Homeland security officials got their first look at a site in Pulaski County where a proposed bio terrorism lab could be built.
While dozens of protestors hope the federal government will soon take their farming community off the list, others say the lab is needed to improve the local quality of life.
It is typical rural America.
Farmland as far as the eye can see and many of these people fear if a half billion dollar bio lab is built, it will change forever.
“It's just the change. I mean this is a farming community. These are farming people. This is our way of life,” Steve Wall said.
Homeland Security officials visited the sight from the air and on the ground.
They want to know if these fields northeast of Somerset would be suitable for their lab where hundreds of scientists would research lethal substances as part of the war on terror.

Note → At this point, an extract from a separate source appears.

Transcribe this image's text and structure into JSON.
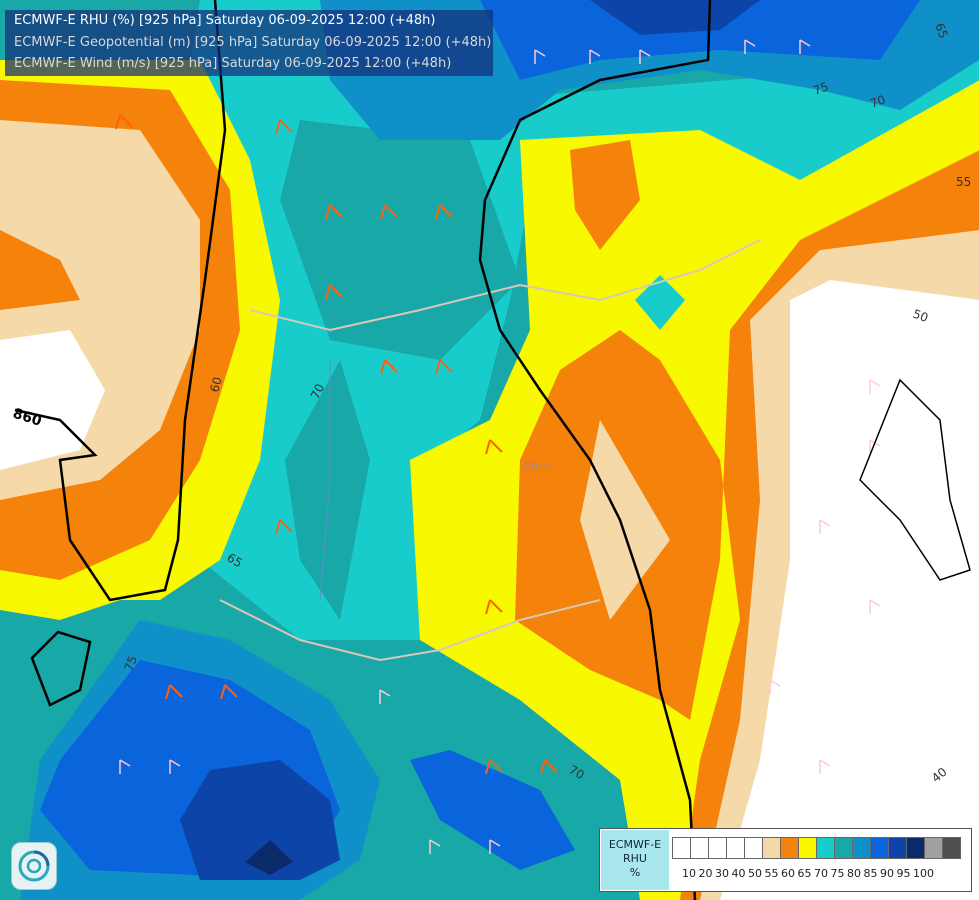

Protestors say not in my backyard.
“I just feel like if they bring something like this to this area, it will hang a big red bulls eye for terrorists later on,” Kenneth Hamilton said.
Many of these people want to share their concerns directly with federal officials.
They were not given a chance.
Even a member of Hal Roger's staff did not answer reporter's questions about the secrecy surrounding the event.
But local officials say even they were kept in the dark and they say homeland security won't be influenced one way or the other.
Some worry of chemicals or diseases leaking from the lab.
But others say the lab will bring in jobs and future opportunities for children.
“I think that we need to look at it from a futuristic thing. What are we leaving for our kids. So many of our young people have gone away to college and haven't come back. That's the problem,” Jack Kenney said.
Homeland Security will choose a site for lab in the fall of 2008.
Homeland security officials say another short list of sites will be named in June.